The Prey, boasting a striking front cover, was sitting on the dining room table when my brother asked me what it was about. I replied, ‘Mining in South Africa.’ He told me the cover was ‘too cool’ to be about something as simple as that. He was right.
This novel is about more than just mining for gold. Tony Park gives readers a wonderful glimpse of Africa and its beauty, whilst leading them through the danger and excitement experienced by employees of Global Resources, a mining company based in Australia. Cameron McMurtrie, recently divorced, runs the Eureka mine in a town called Barberton. His unhappy life reaches a turning point when the leader of the pirate miners, known as the zama zamas, takes one of his engineers as a hostage. Cameron’s boss, Kylie Hamilton, flies over from her head office in Sydney to quell the threat but instead, they are forced into a dangerous fight to keep the company and themselves alive.
Perhaps the most fascinating part of the novel was the first chapter of each of the five parts. The author tells the story of a bird living in the Sabi Sand Game Reserve on the border of the Kruger National Park. Independently, these one or two page chapters are rather simple, but after a closer examination, you will find that the story of the pel’s fishing owl mirrors that of the main characters. For example, as Part Four begins, the owl and his family have finished their evening meal. Then a heavy wind gust causes the branch on which they have built their nest to snap and their home falls to the ground. Similarly, at the same time, Cameron and Kylie are finally gaining a true understanding of their situation when their aeroplane is mysteriously blown out of the sky. At first I wondered why the owl’s stories were included. When I began to see the subtle connections, I realised that while they offered an intimate opportunity to experience the African setting even further, they also added to the depth and intrigue of the plot.

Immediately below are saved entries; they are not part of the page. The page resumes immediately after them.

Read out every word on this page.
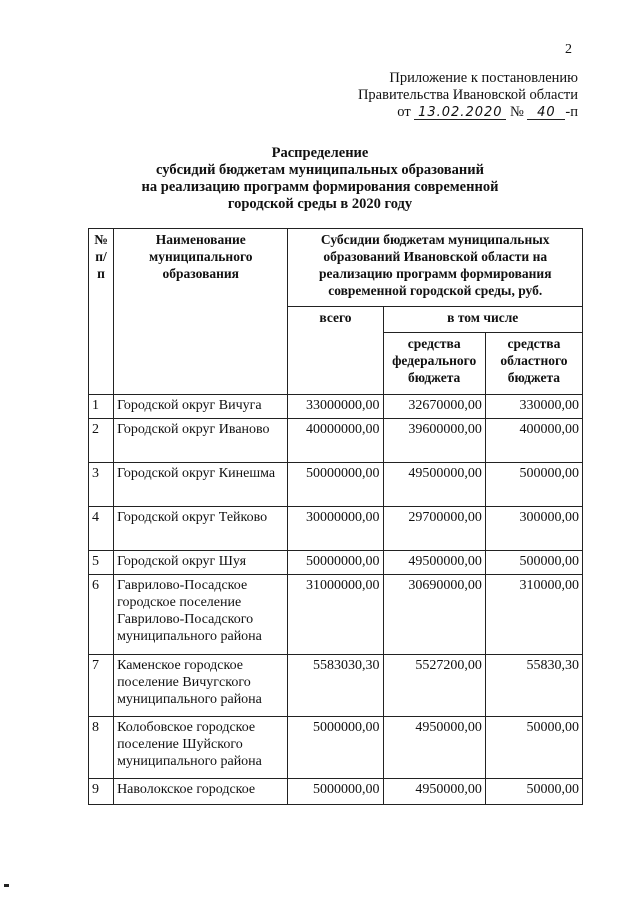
2
Приложение к постановлению
Правительства Ивановской области
от 13.02.2020 № 40 -п
Распределение
субсидий бюджетам муниципальных образований
на реализацию программ формирования современной
городской среды в 2020 году
№ п/п	Наименование муниципального образования	Субсидии бюджетам муниципальных образований Ивановской области на реализацию программ формирования современной городской среды, руб.		
		всего	в том числе	
			средства федерального бюджета	средства областного бюджета
1	Городской округ Вичуга	33000000,00	32670000,00	330000,00
2	Городской округ Иваново	40000000,00	39600000,00	400000,00
3	Городской округ Кинешма	50000000,00	49500000,00	500000,00
4	Городской округ Тейково	30000000,00	29700000,00	300000,00
5	Городской округ Шуя	50000000,00	49500000,00	500000,00
6	Гаврилово-Посадское городское поселение Гаврилово-Посадского муниципального района	31000000,00	30690000,00	310000,00
7	Каменское городское поселение Вичугского муниципального района	5583030,30	5527200,00	55830,30
8	Колобовское городское поселение Шуйского муниципального района	5000000,00	4950000,00	50000,00
9	Наволокское городское	5000000,00	4950000,00	50000,00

One of the most important literary devices in a writer’s toolbox is to show rather than tell. Tony Park delivers a perfect example of this at work through Kylie’s entrance into Africa. As a business executive, Kylie arrives in South Africa wet behind the ears. She assumes that the safety standards and mining procedures used in Australia will apply all around the world. Gradually, though, without ever being told that she is changing, readers can see an obvious transformation based on her thoughts and her feelings. She begins to realise that in Africa, where danger is never too far away, sometimes you have to break the rules just to survive.
There is no scientific term for a fear of the underground but if there was, I would have it! As I read The Prey, I could feel the suffocation and despair experienced by the hostages. I hated the zama zamas. I could feel the dust in my eyes and I couldn’t see my hands in front of my face. The author’s intense yet brief descriptive passages made me feel like I was in a place that I didn’t want to be, yet at the same time I needed to know that the characters were safe. The chapter by chapter jump in perspective was unsettling but once you found your perspective, the moderate pace of the novel was very satisfying. There is just enough action to keep impatient readers (like myself) hooked and a predictable romance also offers plenty of drama. The recurrent use of native tongue was a nice touch, giving the book an extra degree of authenticity and making it the perfect Christmas present.